À l’époque, on connaît peu la maladie et, à défaut de tests PCR disponibles, Dan se heurte à des incompréhensions et doutes médicaux. Ses symptômes vont traîner, s’accentuer. « J’ai vécu une descente aux enfers jusqu’au mois de juin. Je peinais à respirer, j’avais des douleurs partout, une fatigue jusqu’alors jamais éprouvée. » Pourtant, il se dit « résistant, plutôt actif et positif de nature. »
Certains jours, Dan restait couché des heures entières tant il lui était impossible de tenir debout. « Je n’ai pas voulu l’aide de ma compagne pour pouvoir garder une certaine autonomie. Quand je faisais mes courses, bien souvent le chariot me soutenait. » En juin, Dan ressent une amélioration nette de son état de santé. Mais, mi-octobre, tout reprend de plus belle. « Depuis janvier, c’est variable. Il y a des jours où ça va mieux que d’autres. »
Les séances de kinésie respiratoire lui font du bien. « C’est indiscutable. Et j’ai eu de la chance car ma maladie a été reconnue affection longue durée (ALD). Tous les soins sont couverts par la Sécurité sociale. » Solidaire, Dan a rejoint l’Union pour la prévention et la gestion des crises sanitaire (UPGCS) dans son combat pour que cette possibilité soit offerte à tous les Covid longs sans exception. Dont à Nathalie qui a à sa charge l’ensemble des actes médicaux non remboursés par l’Assurance maladie.

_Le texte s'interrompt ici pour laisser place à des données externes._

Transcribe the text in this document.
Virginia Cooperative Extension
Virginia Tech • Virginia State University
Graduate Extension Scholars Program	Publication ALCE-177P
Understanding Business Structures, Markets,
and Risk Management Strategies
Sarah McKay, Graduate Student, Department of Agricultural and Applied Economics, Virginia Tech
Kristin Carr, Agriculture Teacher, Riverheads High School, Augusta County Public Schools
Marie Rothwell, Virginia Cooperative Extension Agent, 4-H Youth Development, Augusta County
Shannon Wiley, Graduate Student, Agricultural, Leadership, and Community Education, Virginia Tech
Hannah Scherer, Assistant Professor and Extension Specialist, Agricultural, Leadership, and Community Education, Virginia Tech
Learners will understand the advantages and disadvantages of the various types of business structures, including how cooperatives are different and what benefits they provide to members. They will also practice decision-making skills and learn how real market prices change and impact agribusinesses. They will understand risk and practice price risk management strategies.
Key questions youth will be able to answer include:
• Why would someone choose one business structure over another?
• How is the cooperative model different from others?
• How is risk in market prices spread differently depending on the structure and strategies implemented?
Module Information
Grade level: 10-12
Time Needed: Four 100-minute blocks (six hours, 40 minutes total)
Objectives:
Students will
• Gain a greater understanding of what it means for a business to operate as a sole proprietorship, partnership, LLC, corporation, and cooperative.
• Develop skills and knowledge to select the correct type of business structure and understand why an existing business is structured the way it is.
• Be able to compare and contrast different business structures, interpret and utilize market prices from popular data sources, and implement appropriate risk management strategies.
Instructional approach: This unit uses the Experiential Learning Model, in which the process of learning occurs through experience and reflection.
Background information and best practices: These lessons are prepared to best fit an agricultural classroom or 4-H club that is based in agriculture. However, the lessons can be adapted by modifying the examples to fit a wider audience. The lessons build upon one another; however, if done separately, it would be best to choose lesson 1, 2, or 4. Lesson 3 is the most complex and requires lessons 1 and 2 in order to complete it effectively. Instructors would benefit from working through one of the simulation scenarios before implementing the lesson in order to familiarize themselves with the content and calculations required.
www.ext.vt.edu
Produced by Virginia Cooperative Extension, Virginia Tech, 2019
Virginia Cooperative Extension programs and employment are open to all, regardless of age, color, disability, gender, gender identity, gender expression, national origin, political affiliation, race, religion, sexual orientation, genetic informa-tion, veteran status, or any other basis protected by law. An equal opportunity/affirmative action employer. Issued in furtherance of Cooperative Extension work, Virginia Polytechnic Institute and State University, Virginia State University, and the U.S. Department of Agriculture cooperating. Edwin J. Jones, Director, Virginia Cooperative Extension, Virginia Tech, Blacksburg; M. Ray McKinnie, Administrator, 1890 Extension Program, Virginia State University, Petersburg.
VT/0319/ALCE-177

Les Covid long ne sont pas reconnus systématiquement ALD. Et comme l’observe Annie Notelet, présidente de l’UPGCS. « Ces personnes subissent non seulement la maladie mais aussi de forts préjudices économiques et financiers. Elles ne peuvent plus travailler et doivent prendre à leurs frais trop d’actes de soins pourtant vitaux pour leur santé. »
Annie Notelet s’insurge du manque de considération portée aux soignants touchés par le Covid-19 qui ont des symptômes persistants comme Nathalie : « Certes, un décret du 14 septembre 2020 reconnaît le virus comme maladie professionnelle pour les soignants contaminés. »
Toutefois, c’est sous certaines conditions, dont celle d’avoir eu un Covid grave qui a nécessité une oxygénothérapie à l’hôpital ou à domicile. « C’est d’autant plus inadmissible quand se rajoute pour eux un Covid long pas reconnu ALD ! » La présidente de l’UPGCS n’a de cesse d’alerter les gouvernants. « C’est un véritable enjeu économique et de santé publique. On estime que 30 % des malades de Covid-19 sont dans cet état ».
L’OMS a reconnu en août 2020 la persistance de séquelles du Sars-Cov-2. De même que la Haute autorité de Santé qui a publié, le 12 février dernier, les critères de diagnostic et de prise en charge du Covid long à l’adresse des professionnels de santé. Le 17 février, 120 députés ont adopté une proposition visant à reconnaître et prendre en charge les complications à long terme du Covid-19, texte porté entre autres par Patricia Mirallès, députée de l’Hérault, elle-même touchée par un Covid long. Une première étape.